Gawat! PSM Terancam Sanksi Lantaran Mainkan 12 Pemain saat Lawan Barito Putera
Barito Putera melayangkan surat protes ke PSSI, menuding PSM Makassar mainkan 12 pemain saat laga pekan ke-16 Liga 1 2024-2025 di Stadion Batakan Balikpapan, Minggu (22/12/2024) sore.
Reporter: donatus nador
Redaktur: donatus nador
Jakarta, INDONEWS.ID--Barito Putera melayangkan surat protes ke PSSI, menuding PSM Makassar mainkan 12 pemain saat laga pekan ke-16 Liga 1 2024-2025 di Stadion Batakan Balikpapan, Minggu (22/12/2024) sore.
Pada pertandingan tersebut, PSM menang 3-2 atas Barito Putera. Kemenangan ini digugat, sebab sekitar menit ke-90+8, pelatih PSM Bernardo Tavares melakukan pergantian pemain, Syahrul Lasinari dengan Fahrul Aditia.
Selain melayangkan protes ke PSSI, Barito juga menyampaikan protes melalui Instagram Official klub. Dalam Instagram itu, diunggah sebuah video dengan caption yang mengutip Pasal 56 dan Pasal 28 Kode Disiplin PSSI.
"Dear, PSSI dan Liga 1. Kami bermain melawan 12 pemain. Terlihat pemain PSM Makassar berjumlah 12 pemain yang berada di dalam lapangan," demikian pernyataan di instagram resmi Barito.
Lanjut pernyataan itu, "Berdasarkan kode Disiplin PSSI, Pasal 56, `Apabila seorang pemain yang tidak sah sebagaimana dalam ayat 1 bermain di pertandingan resmi, maka timnya akan dijatuhi sanksi dinyatakan kalah dengan pemotongan poin (forfeit) pada pertandingan tersebut sesuai dengan Pasal 28 Kode Disiplin PSSI ini dan denda minimal Rp. 90.000.000".
"Apabila pemain yang tidak sah itu terlibat dalam pertandingan persahabatan, maka timnya dijatuhi sanksi dinyatakan kalah 0-3 dengan pengurangan poin (apabila berlaku) sesuai dengan Pasal 28 Kode Disiplin ini dan denda minimal sebesar Rp.40.000.000`," sambung pernyataan itu.
Protes ini sebagai upaya menekankan pentingnya penegakan aturan dalam kompetisi Liga 1 untuk menjaga fair play dan integritas sepak bola Indonesia.
Manajer Barito M Ikhsan Kamil mengatakan, pihaknya telah mengirim surat resmi yang disampaikan ke PSSI sebagai tindak lanjut dari kontroversi tersebut.
"Kami sudah mengirimkan surat ke Komdis cc Dirut LIB dan komite wasit PSSI," kata Ikhsan Kamil dikutip Kompas.com, Senin (23/22/2024)
Diketahui, usai menjalani laga melawan PSM, Rahmad Darmawan mengonfirmasi terkait protes di lapangan yang sempat memanas.
"Setelah pertandingan berjalan kurang sekian menit, ada pergantian pemain dari PSM dan kenapa tadi ada sedikit ribut?
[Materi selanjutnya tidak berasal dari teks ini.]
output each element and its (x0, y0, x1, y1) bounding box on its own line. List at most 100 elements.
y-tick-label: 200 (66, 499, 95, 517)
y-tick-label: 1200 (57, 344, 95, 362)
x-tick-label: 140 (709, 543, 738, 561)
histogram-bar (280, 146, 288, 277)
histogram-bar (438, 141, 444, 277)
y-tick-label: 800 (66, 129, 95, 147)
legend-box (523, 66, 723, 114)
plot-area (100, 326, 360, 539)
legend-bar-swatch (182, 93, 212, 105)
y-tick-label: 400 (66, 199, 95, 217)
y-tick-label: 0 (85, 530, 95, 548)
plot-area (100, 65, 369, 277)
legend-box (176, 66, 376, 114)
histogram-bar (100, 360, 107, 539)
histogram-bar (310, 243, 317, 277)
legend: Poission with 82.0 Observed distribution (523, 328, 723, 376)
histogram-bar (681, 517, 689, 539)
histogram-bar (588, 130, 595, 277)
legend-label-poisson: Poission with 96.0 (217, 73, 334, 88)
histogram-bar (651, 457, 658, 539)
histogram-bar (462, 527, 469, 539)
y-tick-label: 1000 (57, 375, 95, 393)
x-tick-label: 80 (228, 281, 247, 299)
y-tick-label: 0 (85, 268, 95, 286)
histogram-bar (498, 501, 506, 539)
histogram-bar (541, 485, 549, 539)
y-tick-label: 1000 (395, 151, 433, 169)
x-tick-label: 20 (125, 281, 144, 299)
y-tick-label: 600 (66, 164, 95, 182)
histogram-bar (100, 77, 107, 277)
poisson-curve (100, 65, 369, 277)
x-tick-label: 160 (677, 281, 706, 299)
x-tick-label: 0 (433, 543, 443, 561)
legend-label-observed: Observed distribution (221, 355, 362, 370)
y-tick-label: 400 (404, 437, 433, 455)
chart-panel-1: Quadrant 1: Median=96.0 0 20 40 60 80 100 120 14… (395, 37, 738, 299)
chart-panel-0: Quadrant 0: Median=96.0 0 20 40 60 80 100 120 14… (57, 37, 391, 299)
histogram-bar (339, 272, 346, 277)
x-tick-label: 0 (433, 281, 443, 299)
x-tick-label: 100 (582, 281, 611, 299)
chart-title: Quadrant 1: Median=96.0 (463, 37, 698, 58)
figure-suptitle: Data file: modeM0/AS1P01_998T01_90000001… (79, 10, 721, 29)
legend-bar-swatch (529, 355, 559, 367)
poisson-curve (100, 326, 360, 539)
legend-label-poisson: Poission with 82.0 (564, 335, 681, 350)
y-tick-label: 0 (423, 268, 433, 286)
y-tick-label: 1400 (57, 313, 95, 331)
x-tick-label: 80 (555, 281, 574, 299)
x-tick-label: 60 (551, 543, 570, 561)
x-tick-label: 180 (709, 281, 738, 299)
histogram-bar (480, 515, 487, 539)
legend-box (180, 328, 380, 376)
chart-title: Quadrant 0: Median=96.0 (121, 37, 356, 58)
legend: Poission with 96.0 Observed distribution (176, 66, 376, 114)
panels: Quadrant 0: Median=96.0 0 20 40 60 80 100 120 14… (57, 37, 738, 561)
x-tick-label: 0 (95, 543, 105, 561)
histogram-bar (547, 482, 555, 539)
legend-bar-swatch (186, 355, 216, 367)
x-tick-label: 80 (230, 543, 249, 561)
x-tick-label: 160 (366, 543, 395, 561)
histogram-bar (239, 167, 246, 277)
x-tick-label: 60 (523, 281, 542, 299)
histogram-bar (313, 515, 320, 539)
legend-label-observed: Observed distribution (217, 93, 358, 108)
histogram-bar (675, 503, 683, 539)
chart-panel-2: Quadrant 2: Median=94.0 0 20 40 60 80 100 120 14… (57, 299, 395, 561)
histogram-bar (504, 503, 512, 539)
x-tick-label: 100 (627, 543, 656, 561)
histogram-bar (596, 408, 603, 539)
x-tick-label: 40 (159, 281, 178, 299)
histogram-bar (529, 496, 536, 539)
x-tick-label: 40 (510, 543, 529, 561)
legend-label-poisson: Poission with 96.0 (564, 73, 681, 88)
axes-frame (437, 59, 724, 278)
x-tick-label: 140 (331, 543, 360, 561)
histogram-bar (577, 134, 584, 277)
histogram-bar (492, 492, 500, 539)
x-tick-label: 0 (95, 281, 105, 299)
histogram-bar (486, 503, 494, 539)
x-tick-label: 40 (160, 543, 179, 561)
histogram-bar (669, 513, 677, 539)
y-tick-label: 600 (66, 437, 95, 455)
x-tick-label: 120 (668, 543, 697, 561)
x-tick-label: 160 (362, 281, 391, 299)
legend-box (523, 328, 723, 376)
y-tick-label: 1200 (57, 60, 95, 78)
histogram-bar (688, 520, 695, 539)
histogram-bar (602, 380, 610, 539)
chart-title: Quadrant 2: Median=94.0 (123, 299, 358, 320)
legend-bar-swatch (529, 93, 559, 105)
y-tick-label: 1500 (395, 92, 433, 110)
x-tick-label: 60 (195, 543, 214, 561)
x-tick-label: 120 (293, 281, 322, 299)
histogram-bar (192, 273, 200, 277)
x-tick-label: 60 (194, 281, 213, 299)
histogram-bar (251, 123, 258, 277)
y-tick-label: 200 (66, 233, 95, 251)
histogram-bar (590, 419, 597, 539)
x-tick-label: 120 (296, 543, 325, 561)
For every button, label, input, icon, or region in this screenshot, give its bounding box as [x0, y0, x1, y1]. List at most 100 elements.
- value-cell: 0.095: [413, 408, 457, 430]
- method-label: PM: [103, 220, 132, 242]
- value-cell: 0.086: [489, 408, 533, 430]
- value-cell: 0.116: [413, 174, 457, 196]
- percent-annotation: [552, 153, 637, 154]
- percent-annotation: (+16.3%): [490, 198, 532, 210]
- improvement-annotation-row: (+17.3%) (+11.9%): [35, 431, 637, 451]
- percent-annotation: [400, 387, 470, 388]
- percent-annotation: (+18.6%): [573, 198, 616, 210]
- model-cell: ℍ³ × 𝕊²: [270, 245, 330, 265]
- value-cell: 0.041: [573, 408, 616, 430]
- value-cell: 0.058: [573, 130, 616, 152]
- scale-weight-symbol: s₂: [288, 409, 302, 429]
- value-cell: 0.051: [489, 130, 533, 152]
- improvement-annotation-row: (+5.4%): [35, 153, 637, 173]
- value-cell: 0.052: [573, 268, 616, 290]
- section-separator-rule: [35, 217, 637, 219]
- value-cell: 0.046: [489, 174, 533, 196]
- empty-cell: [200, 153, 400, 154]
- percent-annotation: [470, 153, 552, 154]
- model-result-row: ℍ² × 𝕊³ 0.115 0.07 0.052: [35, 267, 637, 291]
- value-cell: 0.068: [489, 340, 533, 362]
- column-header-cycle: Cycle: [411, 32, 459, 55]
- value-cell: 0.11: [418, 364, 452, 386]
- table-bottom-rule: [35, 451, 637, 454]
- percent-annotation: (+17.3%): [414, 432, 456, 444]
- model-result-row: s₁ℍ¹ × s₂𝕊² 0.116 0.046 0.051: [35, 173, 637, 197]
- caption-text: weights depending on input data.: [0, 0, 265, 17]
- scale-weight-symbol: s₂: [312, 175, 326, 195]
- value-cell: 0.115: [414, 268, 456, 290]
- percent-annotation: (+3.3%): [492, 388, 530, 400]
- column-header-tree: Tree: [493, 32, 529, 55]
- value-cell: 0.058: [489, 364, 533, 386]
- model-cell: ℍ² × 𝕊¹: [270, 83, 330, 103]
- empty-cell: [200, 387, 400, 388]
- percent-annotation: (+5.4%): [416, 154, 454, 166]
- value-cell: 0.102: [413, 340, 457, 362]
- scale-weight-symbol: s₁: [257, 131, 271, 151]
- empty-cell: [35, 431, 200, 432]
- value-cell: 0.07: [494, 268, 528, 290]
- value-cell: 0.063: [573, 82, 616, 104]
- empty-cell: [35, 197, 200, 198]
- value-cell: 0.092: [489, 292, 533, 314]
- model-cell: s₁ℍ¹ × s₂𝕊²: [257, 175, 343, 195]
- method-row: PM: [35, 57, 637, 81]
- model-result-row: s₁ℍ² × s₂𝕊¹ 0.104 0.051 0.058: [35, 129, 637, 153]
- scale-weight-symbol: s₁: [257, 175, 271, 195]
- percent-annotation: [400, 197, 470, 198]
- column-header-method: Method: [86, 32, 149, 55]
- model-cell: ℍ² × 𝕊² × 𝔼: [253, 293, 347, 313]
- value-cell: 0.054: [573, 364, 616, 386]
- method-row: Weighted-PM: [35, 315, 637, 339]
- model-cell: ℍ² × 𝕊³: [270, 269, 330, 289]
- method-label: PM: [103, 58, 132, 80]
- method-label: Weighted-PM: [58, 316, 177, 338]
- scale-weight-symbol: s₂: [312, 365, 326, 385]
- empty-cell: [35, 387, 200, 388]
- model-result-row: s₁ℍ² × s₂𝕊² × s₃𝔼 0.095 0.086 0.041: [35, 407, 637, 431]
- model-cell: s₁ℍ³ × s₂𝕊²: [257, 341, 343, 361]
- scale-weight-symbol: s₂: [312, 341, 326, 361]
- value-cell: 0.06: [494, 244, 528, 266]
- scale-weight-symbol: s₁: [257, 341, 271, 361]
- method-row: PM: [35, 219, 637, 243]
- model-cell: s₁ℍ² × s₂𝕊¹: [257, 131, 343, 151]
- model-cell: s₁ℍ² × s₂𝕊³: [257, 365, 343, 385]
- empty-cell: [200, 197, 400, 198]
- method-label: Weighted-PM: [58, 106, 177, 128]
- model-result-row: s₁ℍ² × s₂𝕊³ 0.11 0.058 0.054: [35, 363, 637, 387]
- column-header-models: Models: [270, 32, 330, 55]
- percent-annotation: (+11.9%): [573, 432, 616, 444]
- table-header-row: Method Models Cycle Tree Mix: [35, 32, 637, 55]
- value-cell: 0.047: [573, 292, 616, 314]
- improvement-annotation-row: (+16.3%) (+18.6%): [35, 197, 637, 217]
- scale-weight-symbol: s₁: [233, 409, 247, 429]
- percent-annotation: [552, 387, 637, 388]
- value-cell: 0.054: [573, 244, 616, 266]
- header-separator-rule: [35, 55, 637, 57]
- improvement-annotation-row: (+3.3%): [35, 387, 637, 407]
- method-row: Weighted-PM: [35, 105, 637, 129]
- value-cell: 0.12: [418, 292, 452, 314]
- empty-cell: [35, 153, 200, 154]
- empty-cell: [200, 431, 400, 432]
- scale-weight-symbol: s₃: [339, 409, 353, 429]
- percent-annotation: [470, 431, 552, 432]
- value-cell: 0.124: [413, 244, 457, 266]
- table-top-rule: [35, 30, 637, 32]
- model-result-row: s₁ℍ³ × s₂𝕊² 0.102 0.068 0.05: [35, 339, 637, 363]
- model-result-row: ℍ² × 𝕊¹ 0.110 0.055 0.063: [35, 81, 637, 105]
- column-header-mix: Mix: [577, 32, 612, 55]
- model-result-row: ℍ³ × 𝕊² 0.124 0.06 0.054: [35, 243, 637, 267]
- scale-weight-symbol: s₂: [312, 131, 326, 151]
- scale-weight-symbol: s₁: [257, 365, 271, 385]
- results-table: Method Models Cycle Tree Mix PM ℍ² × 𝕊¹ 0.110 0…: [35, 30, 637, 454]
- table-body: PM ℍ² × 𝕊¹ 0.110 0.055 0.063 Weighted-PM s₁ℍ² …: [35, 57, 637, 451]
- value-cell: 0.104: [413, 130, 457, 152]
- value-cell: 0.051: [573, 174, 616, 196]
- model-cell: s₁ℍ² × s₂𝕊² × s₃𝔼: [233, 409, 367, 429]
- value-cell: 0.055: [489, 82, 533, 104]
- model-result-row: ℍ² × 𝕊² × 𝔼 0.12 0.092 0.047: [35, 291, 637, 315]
Di situ terjadi satu pelanggaran dari pasal pertandingan yang apabila seorang pemain yang tidak sah, akan dikenakan sanksi, sanksinya kalah," tuturnya saat menggelar konferensi pers.
"Kenapa dibilang tidak sah? Karena mereka bermain dengan 12 pemain dan itu jelas ada rekamannya. Kami sudah mencoba untuk menyampaikan bahwa ada 12 pemain, mereka emosi jadi ya sudah enggak apa-apa, kami meredam kondisi ini. Kami akan melayangkan surat resmi, itu urusan manajemen," katanya.
Apalagi menurut Rahmad Darmawan, salah satu pemain PSM, Syahrul Lasinari juga sudah mengakui kejadian tersebut.
"Pemain mereka (PSM) datang kepada saya dan berkata "Iya Coach, kita tahu bermain dengan 12 pemain, tetapi wasit bilang play on, makanya kami terus bermain," tuturnya.